En efecto, Ribera pintó a este Heráclito hacia 1615 entristecido por la fugacidad de las cosas –«nadie se baña dos veces en el mismo río»– pero, en realidad, ese paso del tiempo y el sufrimiento que conlleva puede conducir a una renovación y no a una caducidad. Después del terror del año 1000, en palabras de Rodolfus Glaber, Europa se cubrió de «un blanco manto de iglesias». Este Prado renovado, reencontrado, abre una vez más sus puertas y, con ellas, nos invita al descubrimiento y la memoria. Novalis decía que siempre vamos a casa. No es exagerado decir que, a muchos, nos sucede lo mismo con el Prado: allí donde un hombre se ha acercado al Misterio desde al arte, hay un cristiano deseando encontrar a Dios en la belleza. Con esta reapertura, los creyentes volvemos a un hogar espiritual abierto a todos.

El lavatorio

Este óleo sobre lienzo pintado entre 1548 y 1549 fue un encargo de la Scuola del Santísimo Sacramento de la iglesia de San Marcuola en Venecia a Jacobo Tintoretto. Nuestro pintor narró la escena del Evangelio según san Juan de modo que la vista cambie según la posición del espectador. En todo caso, el servicio y la entrega que Cristo encarna protagonizan el cuadro.

El descendimiento

Pintada por Rogier Van der Weyden (1400-1464) antes de 1443 para la capilla de Nuestra Señora Extramuros de Lovaina, esta tabla gótica muestra a la Virgen María, revestida del paño de pureza, a María Magdalena, a María Salomé –la madre de Santiago el Mayor y de Juan–, y a María de Cleofás –madre de Santiago el Menor y de José–. Vemos también al propio Juan, a Nicodemo, y a José de Arimatea, que se hizo cargo del cuerpo del Señor.

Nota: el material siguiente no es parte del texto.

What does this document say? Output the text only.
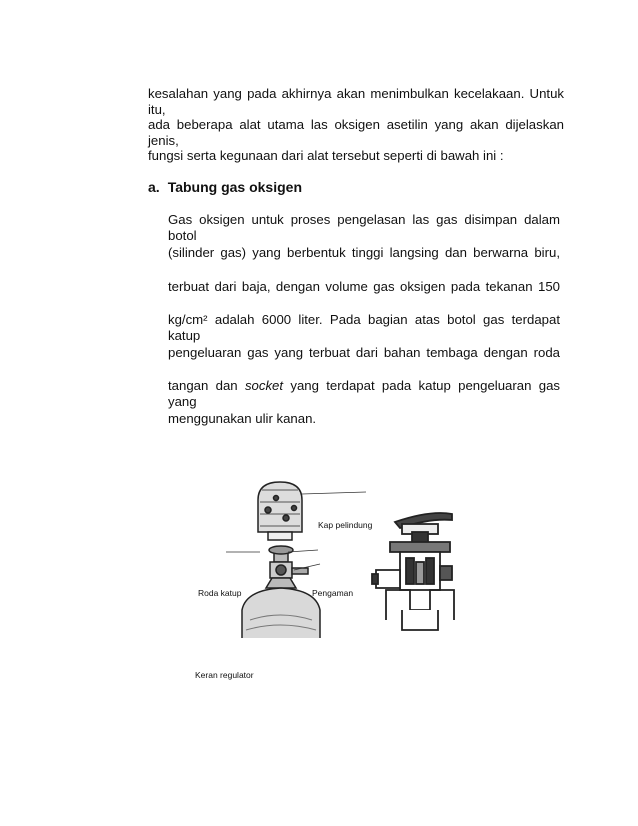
kesalahan yang pada akhirnya akan menimbulkan kecelakaan. Untuk itu,
ada beberapa alat utama las oksigen asetilin yang akan dijelaskan jenis,
fungsi serta kegunaan dari alat tersebut seperti di bawah ini :
a. Tabung gas oksigen
Gas oksigen untuk proses pengelasan las gas disimpan dalam botol
(silinder gas) yang berbentuk tinggi langsing dan berwarna biru,
terbuat dari baja, dengan volume gas oksigen pada tekanan 150
kg/cm² adalah 6000 liter. Pada bagian atas botol gas terdapat katup
pengeluaran gas yang terbuat dari bahan tembaga dengan roda
tangan dan socket yang terdapat pada katup pengeluaran gas yang
menggunakan ulir kanan.
Kap pelindung
Roda katup	Pengaman
Keran regulator
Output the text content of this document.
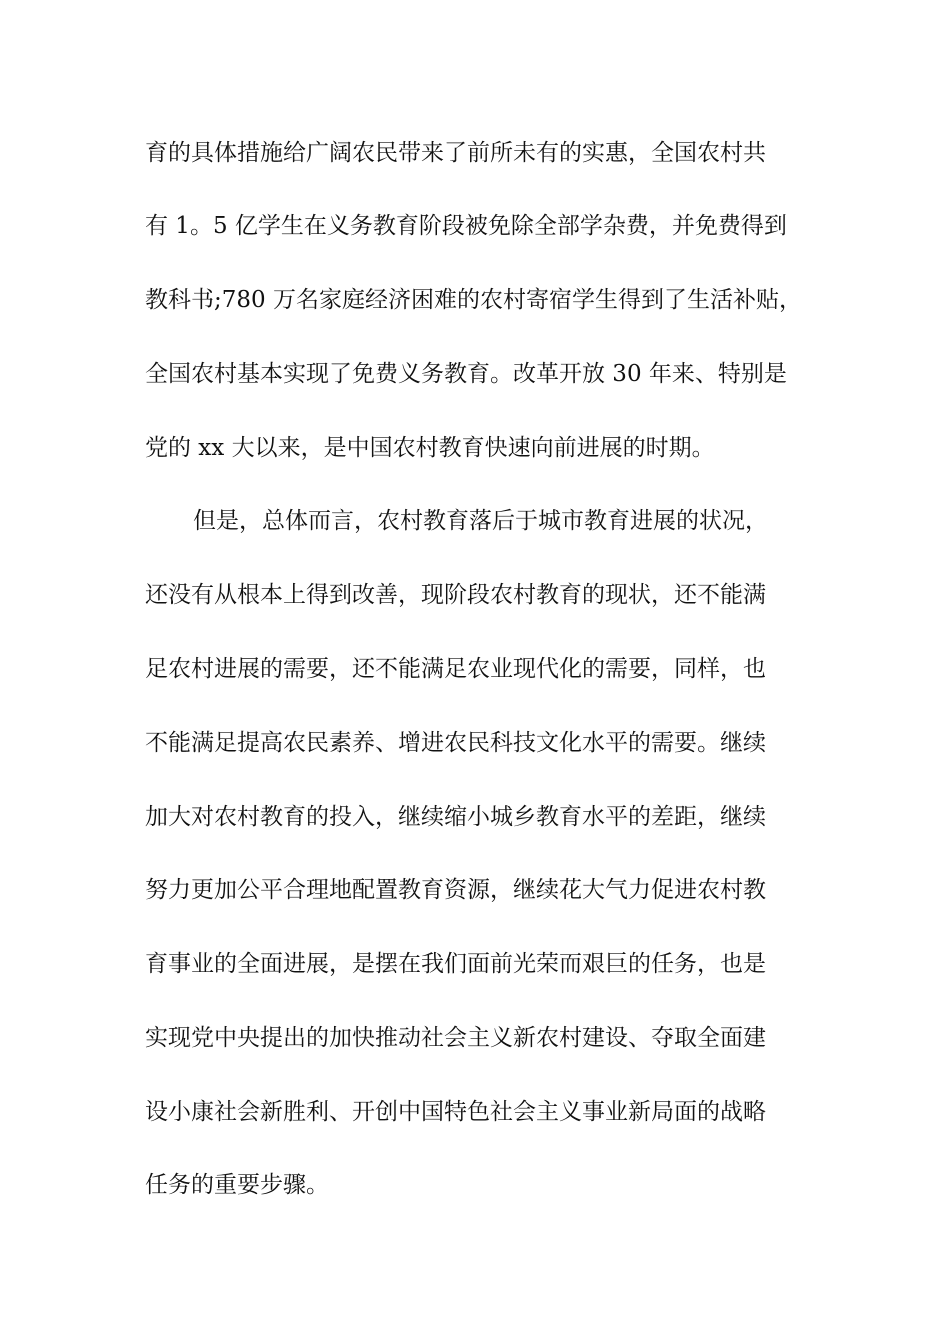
育的具体措施给广阔农民带来了前所未有的实惠，全国农村共

有 1。5 亿学生在义务教育阶段被免除全部学杂费，并免费得到

教科书;780 万名家庭经济困难的农村寄宿学生得到了生活补贴，

全国农村基本实现了免费义务教育。改革开放 30 年来、特别是

党的 xx 大以来，是中国农村教育快速向前进展的时期。

但是，总体而言，农村教育落后于城市教育进展的状况，

还没有从根本上得到改善，现阶段农村教育的现状，还不能满

足农村进展的需要，还不能满足农业现代化的需要，同样，也

不能满足提高农民素养、增进农民科技文化水平的需要。继续

加大对农村教育的投入，继续缩小城乡教育水平的差距，继续

努力更加公平合理地配置教育资源，继续花大气力促进农村教

育事业的全面进展，是摆在我们面前光荣而艰巨的任务，也是

实现党中央提出的加快推动社会主义新农村建设、夺取全面建

设小康社会新胜利、开创中国特色社会主义事业新局面的战略

任务的重要步骤。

La Inmaculada Concepción de los venerables

Sin la Inmaculada no se puede entender la España del Barroco. Aquí tienen esta joya de Bartolomé Esteban Murillo (1618-1682), que pintó a Nuestra Señora entre 1660 y 1665 por encargo de don Justino de Neve, canónigo de la catedral de Sevilla y presidente eclesiástico del Hospital de Venerables Sacerdotes de la ciudad.

La adoración de los Magos

Pedro Pablo Rubens (1677-1640) derrama aquí toda la teatralidad, la fuerza y el color del Barroco desbordante. Fue un encargo de la ciudad de Amberes hacia 1608 para decorar el Salón de los Estados del Ayuntamiento, que acogió la firma de la Tregua de los Doce Años entre España y las Provincias Unidas de los Países Bajos (1609).